I built a FULLY private AI to keep your data from big tech.(chatpdf-server-shtq.onrender.com)

1 pointby jimmyjonnya month ago1 comment

jimmyjonnya month ago
This is the most critical post you will make. Hacker News (HN) can crash your server with traffic if you get to the front page, so be ready.
The Golden Rule of HN: Do not "market." Explain how you built it. They care about the architecture, the code, and the hardware—not the "product benefits."
Here is the exact template to use.
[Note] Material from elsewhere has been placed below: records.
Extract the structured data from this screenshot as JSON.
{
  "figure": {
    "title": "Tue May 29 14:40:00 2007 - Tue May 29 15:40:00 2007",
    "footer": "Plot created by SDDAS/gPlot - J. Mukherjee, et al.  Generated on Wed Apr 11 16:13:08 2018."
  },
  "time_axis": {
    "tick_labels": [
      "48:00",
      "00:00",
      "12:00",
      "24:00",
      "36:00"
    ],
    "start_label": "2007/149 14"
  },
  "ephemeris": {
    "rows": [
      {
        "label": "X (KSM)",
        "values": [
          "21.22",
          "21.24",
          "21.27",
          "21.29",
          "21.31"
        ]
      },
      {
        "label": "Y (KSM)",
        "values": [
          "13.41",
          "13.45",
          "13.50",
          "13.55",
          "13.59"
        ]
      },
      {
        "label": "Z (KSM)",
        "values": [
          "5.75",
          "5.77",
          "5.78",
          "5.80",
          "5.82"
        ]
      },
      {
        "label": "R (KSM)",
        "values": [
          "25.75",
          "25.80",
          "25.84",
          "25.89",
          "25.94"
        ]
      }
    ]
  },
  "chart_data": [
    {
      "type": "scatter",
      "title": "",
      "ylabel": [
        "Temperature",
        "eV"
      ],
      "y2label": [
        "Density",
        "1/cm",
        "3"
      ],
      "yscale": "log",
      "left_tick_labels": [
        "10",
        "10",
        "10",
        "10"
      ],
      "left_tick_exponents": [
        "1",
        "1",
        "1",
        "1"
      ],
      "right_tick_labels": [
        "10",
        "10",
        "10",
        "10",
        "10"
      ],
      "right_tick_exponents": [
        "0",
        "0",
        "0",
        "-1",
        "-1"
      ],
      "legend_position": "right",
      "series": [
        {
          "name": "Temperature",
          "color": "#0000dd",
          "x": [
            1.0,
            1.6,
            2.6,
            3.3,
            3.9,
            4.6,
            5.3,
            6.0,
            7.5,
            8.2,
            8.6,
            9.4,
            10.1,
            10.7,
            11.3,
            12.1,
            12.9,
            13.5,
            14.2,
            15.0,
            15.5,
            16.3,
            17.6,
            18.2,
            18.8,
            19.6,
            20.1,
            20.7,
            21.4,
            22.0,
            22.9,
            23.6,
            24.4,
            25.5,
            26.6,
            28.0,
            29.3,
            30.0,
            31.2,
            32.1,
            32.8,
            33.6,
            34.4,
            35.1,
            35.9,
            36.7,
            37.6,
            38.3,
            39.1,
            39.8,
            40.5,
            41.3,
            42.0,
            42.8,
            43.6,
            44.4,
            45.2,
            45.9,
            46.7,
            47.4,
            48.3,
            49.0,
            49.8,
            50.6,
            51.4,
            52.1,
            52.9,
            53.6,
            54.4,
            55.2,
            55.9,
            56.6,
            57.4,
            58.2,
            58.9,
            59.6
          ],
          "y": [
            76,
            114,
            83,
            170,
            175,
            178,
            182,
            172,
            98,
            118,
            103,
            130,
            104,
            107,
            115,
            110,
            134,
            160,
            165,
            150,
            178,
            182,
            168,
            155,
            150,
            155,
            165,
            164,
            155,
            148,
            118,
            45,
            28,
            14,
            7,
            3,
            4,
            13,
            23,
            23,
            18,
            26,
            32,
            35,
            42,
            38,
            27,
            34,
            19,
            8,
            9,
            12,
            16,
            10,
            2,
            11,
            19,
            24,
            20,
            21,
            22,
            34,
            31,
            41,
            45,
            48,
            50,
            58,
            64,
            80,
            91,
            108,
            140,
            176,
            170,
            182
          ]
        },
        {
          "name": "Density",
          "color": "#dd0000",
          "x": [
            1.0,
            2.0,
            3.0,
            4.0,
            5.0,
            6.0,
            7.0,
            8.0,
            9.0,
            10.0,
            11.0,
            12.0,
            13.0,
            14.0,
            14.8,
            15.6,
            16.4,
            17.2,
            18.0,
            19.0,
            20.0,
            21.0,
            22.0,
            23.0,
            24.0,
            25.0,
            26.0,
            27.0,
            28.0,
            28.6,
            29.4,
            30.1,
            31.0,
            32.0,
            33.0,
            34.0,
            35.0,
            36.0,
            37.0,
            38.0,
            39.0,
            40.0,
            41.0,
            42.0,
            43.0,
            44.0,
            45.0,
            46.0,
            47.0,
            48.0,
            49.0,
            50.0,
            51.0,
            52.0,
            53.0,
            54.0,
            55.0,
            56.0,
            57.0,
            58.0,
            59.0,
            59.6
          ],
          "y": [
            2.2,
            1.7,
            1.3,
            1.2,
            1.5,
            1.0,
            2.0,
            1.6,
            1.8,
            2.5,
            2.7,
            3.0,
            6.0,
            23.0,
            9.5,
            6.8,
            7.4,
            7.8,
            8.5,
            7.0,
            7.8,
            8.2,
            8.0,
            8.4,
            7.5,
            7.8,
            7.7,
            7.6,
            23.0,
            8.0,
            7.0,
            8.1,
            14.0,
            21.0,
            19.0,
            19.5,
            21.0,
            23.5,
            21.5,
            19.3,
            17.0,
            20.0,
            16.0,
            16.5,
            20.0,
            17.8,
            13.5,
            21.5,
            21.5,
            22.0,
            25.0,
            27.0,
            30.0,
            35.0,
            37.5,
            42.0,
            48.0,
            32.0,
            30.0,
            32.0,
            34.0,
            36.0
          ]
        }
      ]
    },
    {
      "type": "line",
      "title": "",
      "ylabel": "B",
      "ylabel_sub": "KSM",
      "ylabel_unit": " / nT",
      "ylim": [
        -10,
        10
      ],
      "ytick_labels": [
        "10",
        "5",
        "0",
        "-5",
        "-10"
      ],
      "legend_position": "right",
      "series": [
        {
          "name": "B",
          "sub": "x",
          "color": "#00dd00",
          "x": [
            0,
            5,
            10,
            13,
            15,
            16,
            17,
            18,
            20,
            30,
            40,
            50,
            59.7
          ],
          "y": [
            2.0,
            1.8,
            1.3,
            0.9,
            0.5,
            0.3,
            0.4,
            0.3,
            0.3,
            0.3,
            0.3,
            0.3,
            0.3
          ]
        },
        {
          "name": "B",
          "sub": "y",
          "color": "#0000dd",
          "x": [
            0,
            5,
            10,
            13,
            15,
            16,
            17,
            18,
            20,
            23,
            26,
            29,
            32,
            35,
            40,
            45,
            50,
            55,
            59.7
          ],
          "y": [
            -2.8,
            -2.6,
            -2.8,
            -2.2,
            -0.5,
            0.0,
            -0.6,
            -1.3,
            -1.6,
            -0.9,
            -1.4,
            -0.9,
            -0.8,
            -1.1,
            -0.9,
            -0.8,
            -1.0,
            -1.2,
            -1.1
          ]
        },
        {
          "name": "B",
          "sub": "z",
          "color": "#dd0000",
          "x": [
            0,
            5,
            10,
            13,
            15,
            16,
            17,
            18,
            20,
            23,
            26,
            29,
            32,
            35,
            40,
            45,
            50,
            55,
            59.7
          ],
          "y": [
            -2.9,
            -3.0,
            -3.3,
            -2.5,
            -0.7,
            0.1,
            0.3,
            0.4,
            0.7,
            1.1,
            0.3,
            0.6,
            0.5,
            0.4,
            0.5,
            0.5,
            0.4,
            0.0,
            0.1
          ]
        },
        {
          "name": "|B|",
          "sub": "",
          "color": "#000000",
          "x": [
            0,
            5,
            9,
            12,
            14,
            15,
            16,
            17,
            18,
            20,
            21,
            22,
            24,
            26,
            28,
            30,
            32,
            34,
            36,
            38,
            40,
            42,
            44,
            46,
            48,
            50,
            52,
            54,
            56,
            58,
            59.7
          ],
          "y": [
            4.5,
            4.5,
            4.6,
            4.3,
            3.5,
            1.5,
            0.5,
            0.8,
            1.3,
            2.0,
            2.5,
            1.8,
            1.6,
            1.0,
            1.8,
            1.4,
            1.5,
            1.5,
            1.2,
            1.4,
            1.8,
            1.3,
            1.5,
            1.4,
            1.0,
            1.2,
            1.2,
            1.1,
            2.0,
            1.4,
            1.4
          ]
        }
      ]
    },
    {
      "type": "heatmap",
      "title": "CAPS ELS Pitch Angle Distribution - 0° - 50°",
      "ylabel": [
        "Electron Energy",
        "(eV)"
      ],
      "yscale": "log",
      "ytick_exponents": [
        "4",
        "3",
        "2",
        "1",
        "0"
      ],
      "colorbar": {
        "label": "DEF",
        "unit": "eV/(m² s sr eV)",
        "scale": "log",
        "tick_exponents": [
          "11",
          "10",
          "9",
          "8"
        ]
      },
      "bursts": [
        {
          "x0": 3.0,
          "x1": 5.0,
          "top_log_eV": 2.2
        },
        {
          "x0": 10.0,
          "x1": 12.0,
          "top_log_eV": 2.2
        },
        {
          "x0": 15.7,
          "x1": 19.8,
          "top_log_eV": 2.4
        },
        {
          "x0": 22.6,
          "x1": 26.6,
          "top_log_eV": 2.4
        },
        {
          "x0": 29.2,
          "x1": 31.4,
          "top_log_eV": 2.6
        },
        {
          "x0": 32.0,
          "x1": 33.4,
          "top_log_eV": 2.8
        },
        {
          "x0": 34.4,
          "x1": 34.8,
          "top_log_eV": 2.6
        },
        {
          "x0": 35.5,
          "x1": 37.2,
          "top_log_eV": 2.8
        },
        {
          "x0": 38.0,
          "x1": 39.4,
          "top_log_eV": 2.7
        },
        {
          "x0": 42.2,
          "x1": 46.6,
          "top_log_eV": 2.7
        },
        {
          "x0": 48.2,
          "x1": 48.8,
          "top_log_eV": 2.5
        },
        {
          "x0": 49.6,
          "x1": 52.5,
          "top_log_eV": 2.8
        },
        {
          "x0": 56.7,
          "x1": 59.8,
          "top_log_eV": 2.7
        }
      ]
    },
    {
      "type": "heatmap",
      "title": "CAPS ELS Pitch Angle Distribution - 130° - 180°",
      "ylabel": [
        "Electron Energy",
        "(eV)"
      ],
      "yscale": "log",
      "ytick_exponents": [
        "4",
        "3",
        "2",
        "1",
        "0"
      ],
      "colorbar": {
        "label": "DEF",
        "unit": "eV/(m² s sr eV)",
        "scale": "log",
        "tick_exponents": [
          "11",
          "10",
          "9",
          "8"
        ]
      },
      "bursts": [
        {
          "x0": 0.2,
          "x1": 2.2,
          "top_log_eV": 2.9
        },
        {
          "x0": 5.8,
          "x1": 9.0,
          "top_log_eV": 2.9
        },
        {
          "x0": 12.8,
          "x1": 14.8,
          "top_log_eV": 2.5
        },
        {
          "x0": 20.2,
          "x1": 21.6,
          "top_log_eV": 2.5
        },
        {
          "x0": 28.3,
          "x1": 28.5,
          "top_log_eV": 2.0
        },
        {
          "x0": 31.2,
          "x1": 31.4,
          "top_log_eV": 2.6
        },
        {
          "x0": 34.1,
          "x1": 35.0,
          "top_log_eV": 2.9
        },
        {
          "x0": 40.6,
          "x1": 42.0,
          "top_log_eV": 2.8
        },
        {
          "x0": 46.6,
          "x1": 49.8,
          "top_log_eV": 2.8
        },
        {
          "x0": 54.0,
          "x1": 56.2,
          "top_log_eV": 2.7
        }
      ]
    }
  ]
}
The Submission Fields
Title:
```
    Show HN: I built a public web interface that tunnels to my home RTX 3090 for inference
```
Url:
```
    [Your Render Link]
```
Text (The "First Comment"): (You must post this immediately after submitting the link. This is where you win them over.)
Hello HN,
I wanted to run a privacy-focused LLM service without paying for H100s or leaking data to OpenAI, so I built a hybrid architecture.
The Architecture:
```
    Frontend/Gateway: Hosted on Render. This handles the public traffic, auth, and UI.

    Inference: Hosted under my desk on my personal rig (RTX 3090).

    The Tunnel: The Render server acts as a dumb WebSocket relay. It accepts user prompts, encrypts them, and tunnels them to my local Python worker.

    Processing: My local worker uses Ollama for the LLM (Qwen 2.5 14B/32B) and Playwright for live web scraping/RAG.
```
The Stack:
```
    Backend: FastAPI + Python

    Protocol: Secure WebSockets (WSS)

    Inference: Ollama (Local)

    RAG: PyMuPDF (for PDF analysis) + Playwright (for "Deep Research" browsing)
```
Why I did this: I wanted "Sovereign AI." The cloud server never stores the unencrypted chat logs; it just passes packets. The actual intelligence lives on my hardware. It’s essentially a free way to expose a local LLM to the web for personal use (and for friends).